Une conférence au Collège des Bernardins sur « Qui veut encore de l’Europe ? » le 12 février dernier invite à creuser le dilemme d’un divorce qui semble toujours davantage consommé entre les institutions européennes et les citoyens alors qu’on ne cesse de parler d’Europe, en particulier lors des multiples crises. Alors, justement, comment peut-on parler d’Europe aujourd’hui ?
Comment définir l’Europe ? Regards croisés sur la construction européenne
Sur le plan intellectuel, l’Europe fait face à un monde post-idéologique qui se cherche après les effondrements des principales idéologies entre la fin du socialisme et donc à l’Est une envie de libertés et la fin du libéralisme, en Occident, avec moins d’envie de défendre les libertés.
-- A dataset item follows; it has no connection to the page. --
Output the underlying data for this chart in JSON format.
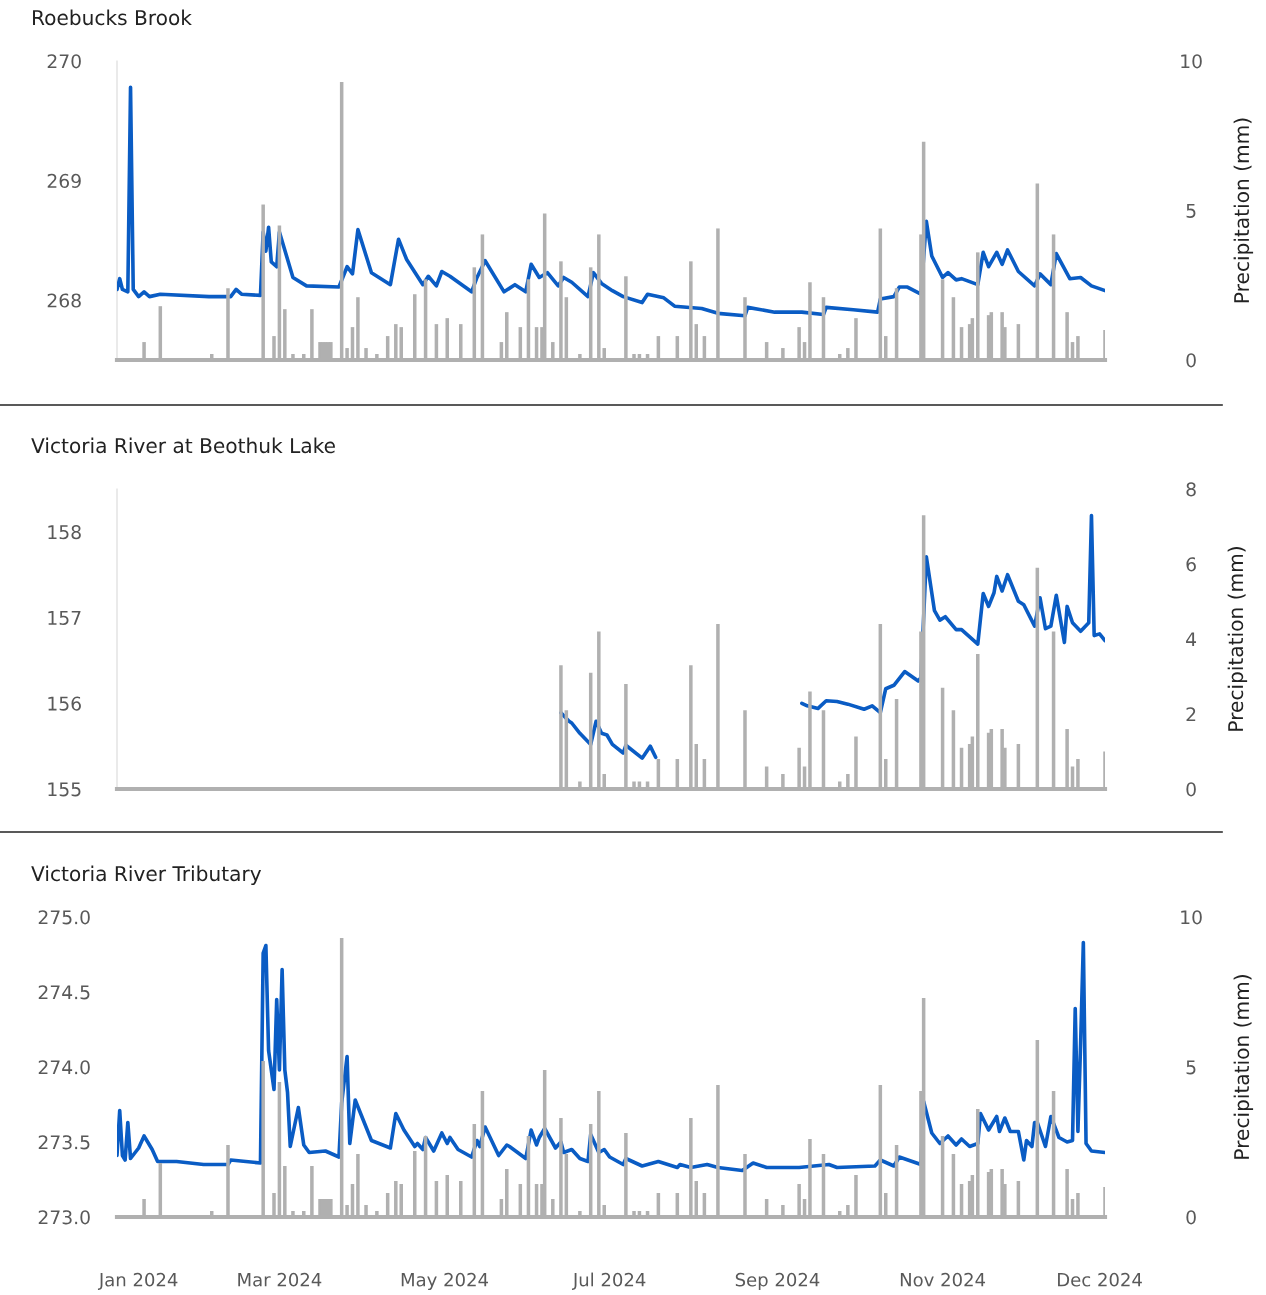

Définir l’Europe, c’est repartir de la philosophie d’un projet reposant sur l’individu s’accomplissant dans une communauté afin d’intégrer non seulement les sociétés politiques mais aussi les sociétés civiles à un niveau plus culturel.
En termes juridiques, l’Union européenne est une fédération démocratique d’Etats-membres démocratiques mise à l’épreuve par quelques régimes autoritaires qui créent une tension entre la subsidiarité, donc l’autonomie des nations et les valeurs, donc le respect des droits fondamentaux, dont les prochaines élections pourraient être l’épreuve de vérité pour cette communauté de droits qui est parvenu jusqu’à présent à étendre un acquis de domaines et de champs d’application des droits.
Pour Nathalie Loiseau, ministre des Affaires européennes, la vision politique de l’Europe consiste à voir le verre à moitié plein, comme on le fait quand on n’est pas dans l’Union européenne, à savoir le seul espace qui accorde la même valeur à la liberté individuelle, à l’esprit d’entreprise et à la justice sociale en même temps. Un esprit démocratique « olympique » en quelque sorte.
Face à la transition numérique et climatique, l’Europe dessine les nouvelles frontières de la régulation à l’échelle internationale. La civilisation européenne est au rendez-vous des enjeux de notre temps, comme réponse pour maitriser notre capacité de destin.
Comment faire campagne sur l’Europe ? Convergences et combats pour la construction européenne
De manière largement consensuelle, le principal défi des prochaines élections européennes réside dans les réponses apportées pour poursuivre un projet qui n’a jamais été autant nécessaire afin de faire face aux nouveaux enjeux et menaces extérieures alors que ce projet n’a jamais été aussi difficile compte tenu des oppositions et divisions internes à l’Europe.
De manière plus polémique, tandis que Nathalie Loiseau joue la carte du rassemblement contre les partisans d’une autre Europe qui défait les solidarités de l’UE, Justine Lacroix, politiste, estime plus précisément qu’il ne faut pas confondre les oppositions à certaines politiques européennes et l’opposition au projet européen. De manière chaotique, se dessine un espace public européen en train d’émerger en fonction d’une part, des mobilisations des sociétés civiles : pressions citoyennes pour la transparence dans les négociations commerciales, pour le climat, contre la pêche électrique…. et d’autre part, des classes politiques : pression conservatrice contre les migrations…
Au final, selon Justine Lacroix, tout le monde veut plus d’Europe, mais pas avec le même modèle, ce qui constitue un conflit intégrateur finalement positif, permettant un débat plus ouvert qui sort de l’affrontement binaire entre pro et anti. La fin de l’impératif moral quant au soutien à l’Union européenne et ses politiques, c’est le début d’une véritable politisation de l’Europe, qui sache inclure ses oppositions.
Parler d’Europe, c’est passionnant lorsqu’il s’agit d’y penser un peu contre elle-même (discours trop techno) et beaucoup avec les autres (discussion civique et dialogue interculturel).